You have the right to lodge a complaint with the Information Commissioner’s Office (ICO) if you feel your personal information has not been handled correctly. You can do this via ico.org.uk/concerns or by writing to: Information Commissioner's Office, Wycliffe House, Water Lane, Wilmslow, Cheshire, SK9 5AF
Carer data protection
Consolidated Healthcare Agencies Ltd, trading as Patricia White’s and Country Cousins, are the data controller in respect of your personal data. Under the Data Protection Act 2018 we are required to provide you with certain information about how we collect, store, share and retain your personal data.
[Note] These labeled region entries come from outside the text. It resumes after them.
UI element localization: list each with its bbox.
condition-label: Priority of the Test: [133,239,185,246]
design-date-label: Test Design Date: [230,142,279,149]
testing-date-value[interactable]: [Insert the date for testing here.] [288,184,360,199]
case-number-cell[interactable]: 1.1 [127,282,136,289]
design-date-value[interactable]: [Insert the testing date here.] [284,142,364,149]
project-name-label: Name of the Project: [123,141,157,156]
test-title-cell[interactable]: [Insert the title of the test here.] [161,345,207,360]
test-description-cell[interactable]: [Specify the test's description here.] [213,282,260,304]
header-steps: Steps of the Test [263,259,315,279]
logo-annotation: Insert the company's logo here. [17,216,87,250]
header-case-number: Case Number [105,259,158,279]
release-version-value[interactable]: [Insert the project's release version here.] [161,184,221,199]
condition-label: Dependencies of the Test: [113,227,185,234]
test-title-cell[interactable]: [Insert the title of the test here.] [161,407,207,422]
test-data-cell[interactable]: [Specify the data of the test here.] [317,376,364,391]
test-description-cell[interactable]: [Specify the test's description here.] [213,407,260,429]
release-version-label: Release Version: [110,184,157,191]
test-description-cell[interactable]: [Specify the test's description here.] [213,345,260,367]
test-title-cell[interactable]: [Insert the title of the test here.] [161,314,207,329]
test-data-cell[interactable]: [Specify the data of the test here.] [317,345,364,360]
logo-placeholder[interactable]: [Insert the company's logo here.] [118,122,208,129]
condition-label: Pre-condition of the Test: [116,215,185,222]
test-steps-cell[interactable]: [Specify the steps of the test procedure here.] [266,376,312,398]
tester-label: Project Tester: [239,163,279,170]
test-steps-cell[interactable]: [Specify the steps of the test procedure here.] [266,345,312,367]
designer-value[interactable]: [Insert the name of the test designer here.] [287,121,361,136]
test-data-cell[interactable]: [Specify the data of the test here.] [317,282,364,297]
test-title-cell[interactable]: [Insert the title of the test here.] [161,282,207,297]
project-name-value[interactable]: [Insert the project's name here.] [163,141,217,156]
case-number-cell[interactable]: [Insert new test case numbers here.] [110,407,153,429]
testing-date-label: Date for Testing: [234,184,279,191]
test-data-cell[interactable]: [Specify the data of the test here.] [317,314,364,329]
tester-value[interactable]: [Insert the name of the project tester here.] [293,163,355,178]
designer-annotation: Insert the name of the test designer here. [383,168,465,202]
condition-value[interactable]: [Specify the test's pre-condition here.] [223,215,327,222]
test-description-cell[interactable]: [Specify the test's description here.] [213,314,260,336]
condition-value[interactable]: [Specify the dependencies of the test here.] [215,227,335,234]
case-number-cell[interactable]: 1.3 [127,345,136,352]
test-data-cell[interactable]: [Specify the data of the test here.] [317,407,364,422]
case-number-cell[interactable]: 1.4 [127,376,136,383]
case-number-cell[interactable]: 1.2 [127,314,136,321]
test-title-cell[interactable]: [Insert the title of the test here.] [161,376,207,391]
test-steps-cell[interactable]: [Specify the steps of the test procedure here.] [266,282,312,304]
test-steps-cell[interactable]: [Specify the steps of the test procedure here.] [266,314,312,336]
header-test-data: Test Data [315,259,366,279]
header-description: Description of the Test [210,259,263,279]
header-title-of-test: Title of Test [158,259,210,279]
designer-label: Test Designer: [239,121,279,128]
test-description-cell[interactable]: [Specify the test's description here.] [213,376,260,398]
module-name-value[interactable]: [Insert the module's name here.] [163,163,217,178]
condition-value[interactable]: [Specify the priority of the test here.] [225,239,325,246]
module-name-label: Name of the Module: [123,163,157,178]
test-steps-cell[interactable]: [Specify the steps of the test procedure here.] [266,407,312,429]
The purposes for which we will process your personal data (whether provided by you or third parties) are as follows:
to assess your skills, suitability and eligibility to become a companion/carer;
if you subsequently are accepted as one of our carers, to assist in introducing you to our clients;
this may also include providing clients with copies of photographs for identification purposes;
to introduce you to clients, to collect feedback about your service delivery and to review the success of the introduction between you and each client;
to update you with relevant information about us and our clients.
You understand that as part of the above process and prior to introducing you to potential clients, we will seek references from your previous employer(s) and/or clients. We may retain certain personal data supplied by you after you have ceased to be a carer with our agency in order to comply with current legislation and client requirements. We will hold your personal data for up to 2 years, after the end of your most recent introduction, at which time it will be destroyed.
Although we have to share some details as an agency, we only do so with the appropriate people, who have a legal right to request your information, or where you provide us with consent to share your personal data. We do not sell your personal data.